No slowdown in demand for Filipino nurses, but hiring calls for new strategies

Alex Alejandrino is Administrator for RN Express, a boutique staffing agency founded by Registered Nurses

Alex Alejandrino is Administrator for RN Express, a boutique staffing agency founded by Registered Nurses. The FilAm Photo

By Cristina DC Pastor

Victoria, a nurse from the Philippines, came to RN Express feeling defeated and depressed. She lost almost half a million pesos to recruiters but still had no job waiting for her. Her fiancé, a Filipino American, made the decision for her: Come to the U.S. and let’s get married. On the strength of her fiancée visa, RNE was able to adjust her status. Within months, she was working in a nursing home.

RN Express, a boutique staffing agency in Midtown, tells it like it is. If the nurse applicant has no valid visa, it will not promise the moon and the stars. Neither will it sell false hopes. It will tell the applicant that RNE may not be able to adjust her status and find her a job.

The stark fact is that no agency probably can.

An applicant who is out of status, or who came to the U.S. using bogus documentation will find little assistance, except for friendly advice: ‘Come back when your visa is valid and we will help you.’

There are at least two ways Filipino nurses can find employment in the U.S. and that is through Employment-Based Category 3 (EB-3) for Registered Nurses, and Employment-Based Category 2 (EB-2) for nurses with managerial experience or with masteral degrees.

As of now, according to RN Express Administrator Alex Alejandrino, EB-3 visas filed on June 15, 2007 are being processed for petition.

What this means is, “They can be processed for green cards if there is a sponsor,” he said. The nurse is issued an I-140 document, which is only the first in a series of immigration documents that will form part of their working papers.

The waiting period from 2007 to the current year of 2015 is called the “retrogression” period.

“Eight years. It is probably the longest retrogression period (for nursing applicants),” noted Alejandrino, who is also the administrator for RN Express’s sister company Manhattan Employment Services, Inc. (MESI), which staffs health care workers for hospitals and nursing homes.

In the early years, it was easy to find a hospital to petition for sponsorship; not so in recent years as the U.S. began to see a deluge of foreign-educated nurses and began to streamline immigration guidelines.

Certain health care facilities began to use accredited staffing agencies to supply them with nurses. Agencies, like RN Express, became de facto employers and take on the expenses and risks of employing nurses when no hospital would do that. This recruitment process has been going on for many years and has led to stabilizing the nursing shortage in the country.

RN Express signs applicants to a minimum three-year contract and outsources them to waiting jobs. The agency can only do this if the applicant has a valid visa.

The waiting period for EB-2 petitions for specialized nurses is shorter because the retrogression period does not apply to them. This visa is for a nurse with at least five years of nursing experience or an MA in Nursing, said Alejandrino. “There is no retrogression.”
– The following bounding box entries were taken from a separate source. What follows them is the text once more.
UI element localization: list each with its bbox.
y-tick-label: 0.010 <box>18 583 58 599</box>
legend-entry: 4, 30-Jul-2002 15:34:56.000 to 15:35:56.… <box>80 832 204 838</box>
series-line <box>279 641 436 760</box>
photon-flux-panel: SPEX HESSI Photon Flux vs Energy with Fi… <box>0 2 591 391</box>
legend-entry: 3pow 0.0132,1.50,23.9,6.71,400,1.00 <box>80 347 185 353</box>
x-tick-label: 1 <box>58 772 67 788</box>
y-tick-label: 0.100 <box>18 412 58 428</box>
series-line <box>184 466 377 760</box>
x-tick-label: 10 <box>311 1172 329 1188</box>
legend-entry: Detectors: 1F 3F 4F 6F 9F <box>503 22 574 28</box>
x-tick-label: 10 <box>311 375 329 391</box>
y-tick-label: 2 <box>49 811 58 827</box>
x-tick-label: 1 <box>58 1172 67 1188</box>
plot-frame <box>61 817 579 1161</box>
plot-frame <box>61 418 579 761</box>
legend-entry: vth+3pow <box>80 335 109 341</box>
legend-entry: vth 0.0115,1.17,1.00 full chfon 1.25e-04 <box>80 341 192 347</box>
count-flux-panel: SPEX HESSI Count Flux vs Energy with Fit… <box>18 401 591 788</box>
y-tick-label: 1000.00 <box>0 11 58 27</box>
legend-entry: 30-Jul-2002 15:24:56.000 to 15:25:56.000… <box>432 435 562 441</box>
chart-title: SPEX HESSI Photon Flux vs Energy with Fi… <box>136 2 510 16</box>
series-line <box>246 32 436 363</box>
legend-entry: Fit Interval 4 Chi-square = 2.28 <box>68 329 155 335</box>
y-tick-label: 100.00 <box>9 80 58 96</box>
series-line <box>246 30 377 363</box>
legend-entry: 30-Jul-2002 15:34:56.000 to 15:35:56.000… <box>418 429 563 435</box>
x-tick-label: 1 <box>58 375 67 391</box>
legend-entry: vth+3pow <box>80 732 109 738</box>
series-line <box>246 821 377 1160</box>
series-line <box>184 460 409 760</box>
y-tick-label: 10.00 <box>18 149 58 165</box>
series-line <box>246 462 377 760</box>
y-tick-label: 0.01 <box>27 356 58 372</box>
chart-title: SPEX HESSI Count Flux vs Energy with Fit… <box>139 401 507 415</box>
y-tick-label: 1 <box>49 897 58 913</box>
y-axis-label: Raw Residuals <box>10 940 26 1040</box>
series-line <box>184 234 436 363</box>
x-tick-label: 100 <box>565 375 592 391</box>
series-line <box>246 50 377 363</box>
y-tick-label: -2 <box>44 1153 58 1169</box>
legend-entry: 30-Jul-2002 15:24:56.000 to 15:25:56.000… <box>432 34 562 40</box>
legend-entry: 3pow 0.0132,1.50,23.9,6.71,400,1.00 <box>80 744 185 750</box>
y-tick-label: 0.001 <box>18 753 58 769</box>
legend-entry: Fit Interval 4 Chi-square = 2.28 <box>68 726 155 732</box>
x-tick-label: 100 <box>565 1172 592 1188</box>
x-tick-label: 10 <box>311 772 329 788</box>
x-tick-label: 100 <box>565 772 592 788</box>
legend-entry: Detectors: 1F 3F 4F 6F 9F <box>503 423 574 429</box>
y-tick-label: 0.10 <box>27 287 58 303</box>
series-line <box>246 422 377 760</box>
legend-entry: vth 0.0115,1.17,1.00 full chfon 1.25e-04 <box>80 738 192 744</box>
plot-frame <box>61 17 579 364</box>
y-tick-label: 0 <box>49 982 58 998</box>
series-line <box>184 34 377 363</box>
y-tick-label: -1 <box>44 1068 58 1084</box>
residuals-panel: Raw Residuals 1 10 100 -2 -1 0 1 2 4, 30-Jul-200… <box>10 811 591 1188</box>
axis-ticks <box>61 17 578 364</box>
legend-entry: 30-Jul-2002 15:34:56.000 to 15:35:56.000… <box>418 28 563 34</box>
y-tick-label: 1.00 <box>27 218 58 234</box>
One is tempted to ask: Would a nurse manager in the Philippines still want to go through the hassle of applying to work in the U.S. and going through the rigors of complying with numerous tests and requirements? Alejandrino let the numbers speak: A supervisor in the Philippines earns approximately Php360K a year; in the U.S. that amount could be $64K.

RN is willing to work with nurses who are already in the U.S. as long as their visas are current, he said.

Ask what qualities RN Express is looking for in their nurses, Alejandrino replied, “Attitude and the ability to follow protocols.” As long as they are willing to learn, willing to do the work, and have a can-do attitude, there will be a job waiting for them.